There are a lot of neat plugins for TiddlyWiki out there. Unfortunately, I don’t have time to play with them all, much less post instructions on how best to make use of them. So, here is a running list of plugin sites with descriptions.


abegoExtensions. This site is copyright abego Software GmbH and is distributed under an Open Source license. It includes about a dozen plugins.

Lewcid TW. This site has good number of plugins and macros. The tw.lewcid.org/ is no longer available, but I found a copy at tiddlywiki.squize.org/.

TiddlyTools. Mr. Eric L Shulman has way too much time on his hands, and you should thank him for it. He has provided a ton of plugins. His site is still maintained, the last entry at the time of this writing dated December 29, 2011. I had once noted the usefulness of the TagCloudPlugin. His work is distributed as Open Source.

TiddlyWiki In Action. This site is a “showcase” of other peoples’ TiddlyWikis. It is still being maintained as of December 2011, though changes were sparse over the previous four years.

Umibozu. I found a reference to umibozu.org in my e-mail with a note that it includes a plugin named LimitOpenTiddlersPlugin that keeps only one Tiddler open at a time. The site is gone, it it appears that the Wayback Machine has several snapshots, but I am not able to view them from my current location. Perhaps I will be able to write more about this one later.

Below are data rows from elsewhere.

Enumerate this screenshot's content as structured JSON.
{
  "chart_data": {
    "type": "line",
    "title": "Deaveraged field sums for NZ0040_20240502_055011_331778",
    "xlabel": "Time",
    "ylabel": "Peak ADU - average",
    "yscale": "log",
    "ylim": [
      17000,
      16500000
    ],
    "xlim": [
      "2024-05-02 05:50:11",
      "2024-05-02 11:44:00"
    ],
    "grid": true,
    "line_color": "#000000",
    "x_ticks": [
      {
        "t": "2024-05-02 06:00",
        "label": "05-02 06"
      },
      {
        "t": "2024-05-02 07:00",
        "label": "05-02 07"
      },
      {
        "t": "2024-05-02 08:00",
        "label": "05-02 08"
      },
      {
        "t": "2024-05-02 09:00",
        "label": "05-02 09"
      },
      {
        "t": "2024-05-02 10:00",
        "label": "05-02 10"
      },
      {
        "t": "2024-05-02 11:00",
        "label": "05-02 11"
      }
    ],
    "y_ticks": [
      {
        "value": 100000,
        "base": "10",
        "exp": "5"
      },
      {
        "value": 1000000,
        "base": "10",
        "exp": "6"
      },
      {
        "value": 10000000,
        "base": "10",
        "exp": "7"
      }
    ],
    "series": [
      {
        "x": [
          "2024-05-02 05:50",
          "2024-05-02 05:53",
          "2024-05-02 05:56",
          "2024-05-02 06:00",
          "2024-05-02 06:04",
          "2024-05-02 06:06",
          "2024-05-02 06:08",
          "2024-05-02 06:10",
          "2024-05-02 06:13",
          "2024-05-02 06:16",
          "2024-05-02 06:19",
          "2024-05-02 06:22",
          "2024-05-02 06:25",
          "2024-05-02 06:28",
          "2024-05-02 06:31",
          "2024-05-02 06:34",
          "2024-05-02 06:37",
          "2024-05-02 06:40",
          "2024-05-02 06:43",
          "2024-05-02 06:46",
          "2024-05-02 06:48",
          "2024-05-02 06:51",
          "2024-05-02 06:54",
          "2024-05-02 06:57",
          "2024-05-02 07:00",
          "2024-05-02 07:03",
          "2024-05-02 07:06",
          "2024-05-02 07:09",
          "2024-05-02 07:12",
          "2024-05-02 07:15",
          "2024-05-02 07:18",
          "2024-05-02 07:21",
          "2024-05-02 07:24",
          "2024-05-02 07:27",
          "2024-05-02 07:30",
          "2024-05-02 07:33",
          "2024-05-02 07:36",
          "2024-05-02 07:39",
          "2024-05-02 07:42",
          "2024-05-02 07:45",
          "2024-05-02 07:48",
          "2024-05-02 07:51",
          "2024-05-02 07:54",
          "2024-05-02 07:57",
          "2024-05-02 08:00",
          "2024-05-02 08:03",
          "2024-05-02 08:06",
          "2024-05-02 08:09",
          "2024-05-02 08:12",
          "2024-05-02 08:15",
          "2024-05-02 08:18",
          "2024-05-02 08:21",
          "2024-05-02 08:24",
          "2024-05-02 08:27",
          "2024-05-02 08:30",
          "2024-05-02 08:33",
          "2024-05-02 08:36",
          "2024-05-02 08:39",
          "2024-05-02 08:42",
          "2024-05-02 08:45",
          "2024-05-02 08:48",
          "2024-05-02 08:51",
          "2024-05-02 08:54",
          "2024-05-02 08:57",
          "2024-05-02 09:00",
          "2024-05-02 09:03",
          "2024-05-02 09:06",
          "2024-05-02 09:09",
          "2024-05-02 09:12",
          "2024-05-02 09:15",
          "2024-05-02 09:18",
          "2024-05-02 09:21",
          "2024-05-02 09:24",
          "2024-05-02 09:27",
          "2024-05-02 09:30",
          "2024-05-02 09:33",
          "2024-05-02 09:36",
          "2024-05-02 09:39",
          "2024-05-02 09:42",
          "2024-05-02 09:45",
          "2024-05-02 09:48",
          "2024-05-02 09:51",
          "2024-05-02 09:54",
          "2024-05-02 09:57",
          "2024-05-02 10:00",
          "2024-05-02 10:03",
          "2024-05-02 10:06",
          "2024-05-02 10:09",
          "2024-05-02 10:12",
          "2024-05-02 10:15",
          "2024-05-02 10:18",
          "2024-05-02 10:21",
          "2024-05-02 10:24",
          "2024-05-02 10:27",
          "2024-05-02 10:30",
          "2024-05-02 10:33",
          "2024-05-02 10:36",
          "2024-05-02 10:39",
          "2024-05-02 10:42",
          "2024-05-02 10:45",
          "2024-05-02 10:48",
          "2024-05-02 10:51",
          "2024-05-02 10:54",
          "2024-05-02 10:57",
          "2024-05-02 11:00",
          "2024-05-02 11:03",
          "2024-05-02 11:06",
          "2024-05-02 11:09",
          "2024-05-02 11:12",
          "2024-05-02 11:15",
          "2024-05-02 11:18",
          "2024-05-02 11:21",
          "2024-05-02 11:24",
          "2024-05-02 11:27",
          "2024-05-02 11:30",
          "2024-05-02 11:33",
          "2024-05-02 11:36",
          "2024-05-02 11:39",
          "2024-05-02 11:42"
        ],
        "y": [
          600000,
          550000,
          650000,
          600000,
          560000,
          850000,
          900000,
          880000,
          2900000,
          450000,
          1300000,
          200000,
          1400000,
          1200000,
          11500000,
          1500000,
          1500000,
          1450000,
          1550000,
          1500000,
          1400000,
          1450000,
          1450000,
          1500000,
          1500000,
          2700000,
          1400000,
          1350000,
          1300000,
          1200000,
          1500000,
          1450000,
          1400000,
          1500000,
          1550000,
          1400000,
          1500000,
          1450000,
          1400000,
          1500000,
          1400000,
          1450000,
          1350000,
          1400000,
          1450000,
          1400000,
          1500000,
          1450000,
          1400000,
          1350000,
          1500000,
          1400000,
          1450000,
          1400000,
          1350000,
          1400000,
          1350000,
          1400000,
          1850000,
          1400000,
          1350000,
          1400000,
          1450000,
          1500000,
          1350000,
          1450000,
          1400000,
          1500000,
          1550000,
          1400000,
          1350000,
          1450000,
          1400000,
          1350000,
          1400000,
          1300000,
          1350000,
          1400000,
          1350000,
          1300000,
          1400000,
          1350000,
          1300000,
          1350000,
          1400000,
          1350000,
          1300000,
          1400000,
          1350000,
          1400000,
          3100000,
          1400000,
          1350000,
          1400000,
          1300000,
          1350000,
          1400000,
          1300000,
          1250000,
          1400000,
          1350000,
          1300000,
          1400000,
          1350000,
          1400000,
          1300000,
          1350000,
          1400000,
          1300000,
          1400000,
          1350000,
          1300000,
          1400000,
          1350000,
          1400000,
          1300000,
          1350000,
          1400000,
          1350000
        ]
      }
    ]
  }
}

VisualTW. Most of the plugins on VisualTW are from January 2008; in 2011, the author posted that he no longer had the time for maintenance. There are a handful of editor plugins (EasyEdit, FCKeditor, Externalize), an encryption plugin that protects the whole file with a single password using RC4, a TiddlersBar plugin that adds tabs similar to those used by modern browsers, and a TagsTree plugin that builds a navigation menu based on tags.